ROBB, J., and MATHIAS, J., concur.

NOTES

[1] The trial court identified the three civil actions that had been dismissed as "Eric D. Smith v. Ralph Carrasco and David Miller, Cause No. 46D03-0505-CT-184; Eric D. Smith v. Lt. P.B. McKee, et al, [Cause No.] 46D03-0508-MI-290; and Eric D. Smith v. Maximum Control Facility, et al, [Cause No.] 46D03-0511-PL-374." Appellant's App. p. 17. We are issuing opinions in all three of these cases today. See Smith v. McKee, 850 N.E.2d 471 (Ind.Ct.App., 2006); Smith v. Maximum Control Facility, 850 N.E.2d 476 (Ind.Ct.App., 2006); and Smith v. Carrasco, 850 N.E.2d 468 (Ind.Ct.App., 2006).

[2] Indiana Code § 34-58-1-2 went into effect on July 1, 2004, and applies to causes of action filed after June 30, 2004. P.L. 80-2004.

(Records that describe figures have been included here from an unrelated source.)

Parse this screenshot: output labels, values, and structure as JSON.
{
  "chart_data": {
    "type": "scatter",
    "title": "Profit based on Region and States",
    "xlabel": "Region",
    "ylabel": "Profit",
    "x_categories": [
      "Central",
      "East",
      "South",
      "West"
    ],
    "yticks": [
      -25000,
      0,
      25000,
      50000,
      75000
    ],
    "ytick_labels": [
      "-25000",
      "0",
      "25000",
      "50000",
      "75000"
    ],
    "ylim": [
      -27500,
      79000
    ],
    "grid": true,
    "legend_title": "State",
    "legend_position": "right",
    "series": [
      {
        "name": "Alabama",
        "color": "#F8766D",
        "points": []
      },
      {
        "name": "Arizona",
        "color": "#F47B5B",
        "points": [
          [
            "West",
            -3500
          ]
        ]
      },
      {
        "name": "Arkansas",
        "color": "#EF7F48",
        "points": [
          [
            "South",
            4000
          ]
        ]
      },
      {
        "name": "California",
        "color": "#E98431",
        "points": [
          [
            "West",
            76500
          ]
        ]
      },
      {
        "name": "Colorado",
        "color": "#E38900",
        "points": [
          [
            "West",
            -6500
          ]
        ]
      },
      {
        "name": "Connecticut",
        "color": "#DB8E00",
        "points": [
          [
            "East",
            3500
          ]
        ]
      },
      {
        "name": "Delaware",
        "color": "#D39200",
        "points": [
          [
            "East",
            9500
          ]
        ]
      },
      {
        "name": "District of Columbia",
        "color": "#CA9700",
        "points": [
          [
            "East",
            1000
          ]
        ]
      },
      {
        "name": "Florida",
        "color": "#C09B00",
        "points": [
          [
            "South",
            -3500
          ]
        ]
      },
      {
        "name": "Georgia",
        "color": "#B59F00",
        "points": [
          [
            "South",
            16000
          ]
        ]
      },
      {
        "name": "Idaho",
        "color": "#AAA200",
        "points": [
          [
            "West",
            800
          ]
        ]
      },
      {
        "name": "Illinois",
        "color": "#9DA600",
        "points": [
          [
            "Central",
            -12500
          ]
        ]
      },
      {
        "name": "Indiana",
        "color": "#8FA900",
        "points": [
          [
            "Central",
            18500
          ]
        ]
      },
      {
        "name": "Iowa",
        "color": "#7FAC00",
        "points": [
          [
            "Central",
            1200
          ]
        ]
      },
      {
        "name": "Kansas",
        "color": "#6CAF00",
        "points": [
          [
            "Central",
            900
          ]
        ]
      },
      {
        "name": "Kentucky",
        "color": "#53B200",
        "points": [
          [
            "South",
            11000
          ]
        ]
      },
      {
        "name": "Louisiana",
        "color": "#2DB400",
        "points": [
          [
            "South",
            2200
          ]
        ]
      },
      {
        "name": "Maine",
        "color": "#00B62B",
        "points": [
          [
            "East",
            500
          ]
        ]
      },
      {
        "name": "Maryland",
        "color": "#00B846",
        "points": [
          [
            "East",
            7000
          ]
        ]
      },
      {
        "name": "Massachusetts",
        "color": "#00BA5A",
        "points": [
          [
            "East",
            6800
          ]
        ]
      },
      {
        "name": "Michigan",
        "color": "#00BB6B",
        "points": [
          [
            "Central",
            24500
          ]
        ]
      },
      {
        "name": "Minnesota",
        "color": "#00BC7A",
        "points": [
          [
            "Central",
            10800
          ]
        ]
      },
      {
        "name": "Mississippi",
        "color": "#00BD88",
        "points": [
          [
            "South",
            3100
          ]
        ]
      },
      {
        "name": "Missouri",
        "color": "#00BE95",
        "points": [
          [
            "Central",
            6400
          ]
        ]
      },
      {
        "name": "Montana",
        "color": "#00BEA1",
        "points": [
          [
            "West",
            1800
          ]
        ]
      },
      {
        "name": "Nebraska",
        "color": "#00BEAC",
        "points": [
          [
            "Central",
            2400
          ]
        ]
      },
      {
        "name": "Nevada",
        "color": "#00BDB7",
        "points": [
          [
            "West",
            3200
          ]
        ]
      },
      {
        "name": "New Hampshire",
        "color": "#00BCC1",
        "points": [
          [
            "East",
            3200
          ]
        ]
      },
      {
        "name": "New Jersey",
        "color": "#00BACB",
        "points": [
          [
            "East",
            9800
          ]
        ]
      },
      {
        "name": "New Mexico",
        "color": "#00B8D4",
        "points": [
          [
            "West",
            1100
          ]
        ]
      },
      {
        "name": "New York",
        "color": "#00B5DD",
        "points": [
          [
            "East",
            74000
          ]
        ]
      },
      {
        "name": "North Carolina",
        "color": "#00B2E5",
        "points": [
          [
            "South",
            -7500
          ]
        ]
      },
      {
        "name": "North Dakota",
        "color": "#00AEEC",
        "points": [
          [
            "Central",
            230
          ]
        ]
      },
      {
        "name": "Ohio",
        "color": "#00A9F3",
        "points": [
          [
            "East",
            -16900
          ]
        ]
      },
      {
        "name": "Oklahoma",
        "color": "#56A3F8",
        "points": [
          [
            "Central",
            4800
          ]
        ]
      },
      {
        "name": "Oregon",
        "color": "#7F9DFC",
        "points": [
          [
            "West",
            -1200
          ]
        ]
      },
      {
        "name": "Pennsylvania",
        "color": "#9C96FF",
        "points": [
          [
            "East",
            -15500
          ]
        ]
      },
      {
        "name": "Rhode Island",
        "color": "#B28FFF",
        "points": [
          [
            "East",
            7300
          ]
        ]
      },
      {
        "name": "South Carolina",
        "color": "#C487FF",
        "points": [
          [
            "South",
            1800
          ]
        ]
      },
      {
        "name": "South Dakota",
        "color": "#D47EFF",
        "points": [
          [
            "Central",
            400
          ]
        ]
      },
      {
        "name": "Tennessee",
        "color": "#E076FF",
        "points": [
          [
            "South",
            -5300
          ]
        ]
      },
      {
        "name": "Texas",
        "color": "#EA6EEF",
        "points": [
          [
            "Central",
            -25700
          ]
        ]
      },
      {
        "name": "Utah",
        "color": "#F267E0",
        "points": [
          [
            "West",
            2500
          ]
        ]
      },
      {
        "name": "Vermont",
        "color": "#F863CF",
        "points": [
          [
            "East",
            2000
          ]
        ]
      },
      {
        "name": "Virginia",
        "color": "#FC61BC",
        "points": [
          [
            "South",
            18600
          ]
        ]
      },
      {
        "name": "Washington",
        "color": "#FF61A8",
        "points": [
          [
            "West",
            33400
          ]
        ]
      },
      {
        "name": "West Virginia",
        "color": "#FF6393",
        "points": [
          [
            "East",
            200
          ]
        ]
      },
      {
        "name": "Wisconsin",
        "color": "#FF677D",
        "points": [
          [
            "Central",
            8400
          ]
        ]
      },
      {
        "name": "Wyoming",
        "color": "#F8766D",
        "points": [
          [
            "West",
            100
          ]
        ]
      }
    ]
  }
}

[3] Because there is no designation of evidence by the parties, it is paramount that a trial court include in its order all of the evidence that it considered in making its determination. This will allow for our review.

[4] We note that in 1995, Congress enacted the Prison Litigation Reform Act, which contains a statute that is similar to Indiana Code § 34-58-1-2. It specifically provides:

(a) Screening. — The court shall review, before docketing, if feasible or, in any event, as soon as practicable after docketing, a complaint in a civil action in which a prisoner seeks redress from a governmental entity or officer or employee of a governmental entity.

(b) Grounds for dismissal. — On review, the court shall identify cognizable claims or dismiss the complaint, or any portion of the complaint, if the complaint —

(1) is frivolous, malicious, or fails to state a claim upon which relief may be granted; or

(2) seeks monetary relief from a defendant who is immune from such relief.

28 U.S.C.A. § 1915A. Federal courts also review dismissals made pursuant to § 1915A de novo. See, e.g., Calhoun v. DeTella, 319 F.3d 936, 939 (7th Cir.2003).

[5] We acknowledge that we are partially reversing the dismissal of Smith's complaint in Smith v. McKee, 850 N.E.2d 471 (Ind.Ct.App., 2006). However, Indiana Code § 34-58-2-1 provides that if an offender has filed at least three civil actions in which a "state court has dismissed the action or a claim under IC XX-XX-X-X" (emphasis added), the trial court may impose the restrictions. Because we are affirming the dismissal of one of Smith's claims in Smith v. McKee pursuant to Indiana Code § 34-58-1-2, this dismissal still counts toward the requirement contained in Indiana Code § 34-58-2-1.